Microsoft (NASDAQ: MSFT) It has long followed AWS in space, but its Azure cloud computing offering has been closing the gap by growing at a faster rate. As an example, in the first calendar quarter of 2020, AWS revenue grew 33%, while Azure grew 59%.
But that’s not the only tool in Microsoft’s cheat bag. The company also offers a number of other services through the cloud, such as Microsoft 365, Teams video conferencing software, Windows virtual desktop, and Dynamics accounting software, to name a few.
The diversity of Microsoft’s business also makes it attractive. It has exposure to consumer markets and business products (such as Xbox games and its professional LinkedIn network) in addition to its commercial and personal software and its rapidly growing cloud segments.
That strength was fully shown in Microsoft’s fiscal fourth quarter, which ended June 30. Even in the face of the pandemic, revenue grew 13% year-over-year, and each of its business segments contributed to better-than-expected performance. Azure grew 47%, while Xbox increased 65%, driven by the remote work economy and the stay-at-home economy.
This broad assortment of businesses and its high-growth cloud segment make Microsoft an attractive addition to any portfolio.
3. Adobe: One of the original providers of software as a service.
As the name implies, software as a service enables companies and consumers to rent software instead of buying and accessing it via the cloud.
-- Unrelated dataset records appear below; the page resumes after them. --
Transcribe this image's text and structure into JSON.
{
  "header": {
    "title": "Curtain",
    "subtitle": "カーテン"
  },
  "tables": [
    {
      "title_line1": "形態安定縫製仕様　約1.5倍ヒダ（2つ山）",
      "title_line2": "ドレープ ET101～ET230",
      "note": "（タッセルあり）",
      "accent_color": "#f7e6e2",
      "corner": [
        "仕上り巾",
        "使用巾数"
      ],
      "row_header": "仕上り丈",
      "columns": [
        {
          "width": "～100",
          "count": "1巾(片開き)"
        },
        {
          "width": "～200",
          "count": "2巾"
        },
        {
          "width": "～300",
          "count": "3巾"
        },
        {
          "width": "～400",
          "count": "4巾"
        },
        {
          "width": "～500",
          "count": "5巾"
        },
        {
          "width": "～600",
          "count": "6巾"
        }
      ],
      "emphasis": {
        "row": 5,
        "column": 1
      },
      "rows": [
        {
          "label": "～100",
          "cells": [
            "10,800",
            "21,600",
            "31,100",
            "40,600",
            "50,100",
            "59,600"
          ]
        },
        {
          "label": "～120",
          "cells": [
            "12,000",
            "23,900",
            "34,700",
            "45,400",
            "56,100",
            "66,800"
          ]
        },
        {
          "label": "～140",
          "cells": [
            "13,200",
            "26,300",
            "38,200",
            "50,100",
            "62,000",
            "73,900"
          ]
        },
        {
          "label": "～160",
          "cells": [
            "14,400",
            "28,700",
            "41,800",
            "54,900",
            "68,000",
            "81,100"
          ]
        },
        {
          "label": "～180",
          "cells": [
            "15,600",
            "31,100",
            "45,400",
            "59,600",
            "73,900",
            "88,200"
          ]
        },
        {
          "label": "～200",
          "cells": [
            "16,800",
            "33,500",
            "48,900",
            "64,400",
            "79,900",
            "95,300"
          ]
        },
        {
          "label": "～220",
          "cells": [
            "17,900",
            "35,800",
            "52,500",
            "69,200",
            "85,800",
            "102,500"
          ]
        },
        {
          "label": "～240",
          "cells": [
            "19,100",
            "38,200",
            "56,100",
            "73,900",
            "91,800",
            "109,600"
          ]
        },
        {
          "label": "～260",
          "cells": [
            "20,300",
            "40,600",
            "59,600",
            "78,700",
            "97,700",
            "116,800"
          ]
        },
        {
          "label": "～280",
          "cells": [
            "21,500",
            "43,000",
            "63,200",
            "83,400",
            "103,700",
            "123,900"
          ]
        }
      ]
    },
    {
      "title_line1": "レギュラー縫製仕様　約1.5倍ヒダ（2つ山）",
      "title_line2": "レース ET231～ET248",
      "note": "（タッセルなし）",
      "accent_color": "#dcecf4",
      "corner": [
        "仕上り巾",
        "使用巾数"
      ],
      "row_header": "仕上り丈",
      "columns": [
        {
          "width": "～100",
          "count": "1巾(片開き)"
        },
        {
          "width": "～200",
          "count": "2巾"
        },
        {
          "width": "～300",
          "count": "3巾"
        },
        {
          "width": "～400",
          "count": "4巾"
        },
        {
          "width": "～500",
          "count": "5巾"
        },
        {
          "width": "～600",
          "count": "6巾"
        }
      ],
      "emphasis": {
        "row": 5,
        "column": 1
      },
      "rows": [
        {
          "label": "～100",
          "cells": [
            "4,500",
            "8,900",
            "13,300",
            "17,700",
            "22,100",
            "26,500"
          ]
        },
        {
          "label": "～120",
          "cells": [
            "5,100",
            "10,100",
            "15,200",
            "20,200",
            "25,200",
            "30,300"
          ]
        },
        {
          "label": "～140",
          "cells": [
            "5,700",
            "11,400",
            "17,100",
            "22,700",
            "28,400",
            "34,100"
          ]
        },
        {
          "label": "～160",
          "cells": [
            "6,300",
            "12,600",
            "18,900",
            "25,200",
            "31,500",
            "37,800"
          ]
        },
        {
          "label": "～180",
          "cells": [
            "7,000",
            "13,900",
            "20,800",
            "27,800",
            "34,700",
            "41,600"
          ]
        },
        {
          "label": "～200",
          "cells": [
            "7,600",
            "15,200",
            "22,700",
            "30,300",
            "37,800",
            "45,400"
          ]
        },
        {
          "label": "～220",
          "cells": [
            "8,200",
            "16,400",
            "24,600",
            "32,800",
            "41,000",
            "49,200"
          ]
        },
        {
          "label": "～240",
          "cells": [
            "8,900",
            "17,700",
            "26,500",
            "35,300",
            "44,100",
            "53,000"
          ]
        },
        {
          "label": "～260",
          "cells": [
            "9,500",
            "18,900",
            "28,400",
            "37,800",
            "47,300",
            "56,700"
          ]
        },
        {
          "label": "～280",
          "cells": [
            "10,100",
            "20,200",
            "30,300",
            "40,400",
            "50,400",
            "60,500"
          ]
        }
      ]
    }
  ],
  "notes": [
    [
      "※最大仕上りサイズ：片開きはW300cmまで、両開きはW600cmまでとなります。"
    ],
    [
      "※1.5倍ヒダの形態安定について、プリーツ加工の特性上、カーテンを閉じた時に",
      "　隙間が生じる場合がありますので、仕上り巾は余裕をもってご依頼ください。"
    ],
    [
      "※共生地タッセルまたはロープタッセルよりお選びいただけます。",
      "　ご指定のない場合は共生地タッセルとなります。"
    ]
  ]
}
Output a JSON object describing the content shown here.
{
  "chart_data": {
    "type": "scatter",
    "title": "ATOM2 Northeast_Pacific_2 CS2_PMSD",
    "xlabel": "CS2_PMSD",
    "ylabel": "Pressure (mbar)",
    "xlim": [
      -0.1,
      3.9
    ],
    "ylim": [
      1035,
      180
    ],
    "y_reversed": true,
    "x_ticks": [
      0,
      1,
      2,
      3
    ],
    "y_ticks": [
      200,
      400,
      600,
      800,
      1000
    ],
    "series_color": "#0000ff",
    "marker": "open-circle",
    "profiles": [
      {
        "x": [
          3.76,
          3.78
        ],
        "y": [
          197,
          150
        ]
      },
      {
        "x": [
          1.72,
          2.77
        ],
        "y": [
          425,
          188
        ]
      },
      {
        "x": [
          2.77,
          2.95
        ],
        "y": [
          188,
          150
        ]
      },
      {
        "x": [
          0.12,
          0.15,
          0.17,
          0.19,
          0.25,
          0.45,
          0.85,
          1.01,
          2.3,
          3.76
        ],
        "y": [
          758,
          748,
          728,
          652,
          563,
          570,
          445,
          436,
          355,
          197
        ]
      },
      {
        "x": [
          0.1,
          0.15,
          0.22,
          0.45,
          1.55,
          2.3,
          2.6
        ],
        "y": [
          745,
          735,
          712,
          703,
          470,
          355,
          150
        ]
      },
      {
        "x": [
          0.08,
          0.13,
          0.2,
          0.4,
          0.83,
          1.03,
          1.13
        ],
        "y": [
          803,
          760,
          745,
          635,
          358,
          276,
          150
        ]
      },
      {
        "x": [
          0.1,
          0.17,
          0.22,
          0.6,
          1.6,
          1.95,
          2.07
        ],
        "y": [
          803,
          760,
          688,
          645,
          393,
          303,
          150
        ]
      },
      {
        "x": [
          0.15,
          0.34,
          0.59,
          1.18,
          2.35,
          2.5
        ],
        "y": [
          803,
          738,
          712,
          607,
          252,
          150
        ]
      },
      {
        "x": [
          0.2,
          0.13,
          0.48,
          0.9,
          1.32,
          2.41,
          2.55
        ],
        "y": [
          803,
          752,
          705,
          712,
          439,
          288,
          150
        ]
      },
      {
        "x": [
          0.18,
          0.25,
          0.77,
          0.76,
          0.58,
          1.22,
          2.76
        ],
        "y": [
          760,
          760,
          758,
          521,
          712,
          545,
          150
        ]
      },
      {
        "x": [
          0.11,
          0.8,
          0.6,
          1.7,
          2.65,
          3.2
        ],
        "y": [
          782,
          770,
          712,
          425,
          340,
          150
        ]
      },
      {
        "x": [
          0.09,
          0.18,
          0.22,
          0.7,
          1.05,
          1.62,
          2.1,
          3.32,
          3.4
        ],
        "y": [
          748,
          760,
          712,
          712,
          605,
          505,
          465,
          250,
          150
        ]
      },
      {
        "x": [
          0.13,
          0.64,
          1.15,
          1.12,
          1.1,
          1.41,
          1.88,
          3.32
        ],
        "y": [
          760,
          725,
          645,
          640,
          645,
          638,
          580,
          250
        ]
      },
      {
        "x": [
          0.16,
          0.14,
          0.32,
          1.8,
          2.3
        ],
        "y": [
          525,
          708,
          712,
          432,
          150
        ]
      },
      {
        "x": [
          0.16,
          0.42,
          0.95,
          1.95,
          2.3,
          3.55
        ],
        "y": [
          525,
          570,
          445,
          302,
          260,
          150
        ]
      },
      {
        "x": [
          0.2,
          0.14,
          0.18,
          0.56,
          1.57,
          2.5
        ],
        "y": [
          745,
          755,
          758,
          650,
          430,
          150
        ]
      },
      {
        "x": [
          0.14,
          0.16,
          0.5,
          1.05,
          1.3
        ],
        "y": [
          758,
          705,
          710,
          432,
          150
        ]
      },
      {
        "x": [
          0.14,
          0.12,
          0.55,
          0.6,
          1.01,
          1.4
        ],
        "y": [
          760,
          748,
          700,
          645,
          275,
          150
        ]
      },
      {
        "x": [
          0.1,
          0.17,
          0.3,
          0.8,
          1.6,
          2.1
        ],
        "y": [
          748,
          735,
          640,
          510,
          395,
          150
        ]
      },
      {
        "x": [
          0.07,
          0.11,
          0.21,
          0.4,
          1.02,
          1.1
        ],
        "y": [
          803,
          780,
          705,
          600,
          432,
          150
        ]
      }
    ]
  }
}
Although the concept is common today, it was not so in 2012 when Adobe (NASDAQ: ADBE) It made the radical decision to change the packaged physical software disks to scale down its creative software toolkit through a cloud-based subscription model.
The rest, as they say, is history. No longer content with just offering your creative software, Adobe has a wide range of products including marketing services, customer relationship management and analytics tools. In recent years, the company has made several major acquisitions, pushing it further into marketing and even e-commerce.
Adobe has produced record revenues that have grown in the past. 21 consecutive quarters. In the second quarter, revenue grew 14% year-over-year, a slowdown in recent growth, but impressive nonetheless, considering the economic environment generated by the pandemic. The bottom line grew at an even faster rate, with operating income increasing 35%.
The rapid transition to remote work put several of Adobe’s companies front and center. The demand for digital documents increased, with the use of Adobe PDF services rising 40% sequentially, while the number of shared documents in Acrobat increased 50% year-over-year. The company also experienced accelerated adoption of Adobe Sign, its electronic signature solution, which has soared 175% so far this year. Adobe Reader installations increased 43%, while Adobe Scan installations increased 66%.
This illustrates the broad scope of Adobe’s cloud-based offerings, and strong demand should continue as long as the need for remote work continues.
Epilogue
The global cloud computing market is expected to grow at a compound annual rate of nearly 19% in the coming years, reaching $ 761 billion by 2027, according to a Fortune Business Insights report. Each of these companies is a leader in its respective category, giving investors an excellent opportunity to take advantage of the accelerated shift to the cloud.
If you’re looking for evidence of the market potential of these cloud innovators, look no further than results so far this year. Each company has overcome so much S&P 500 and the NASDAQ compound and hit them by a wide margin.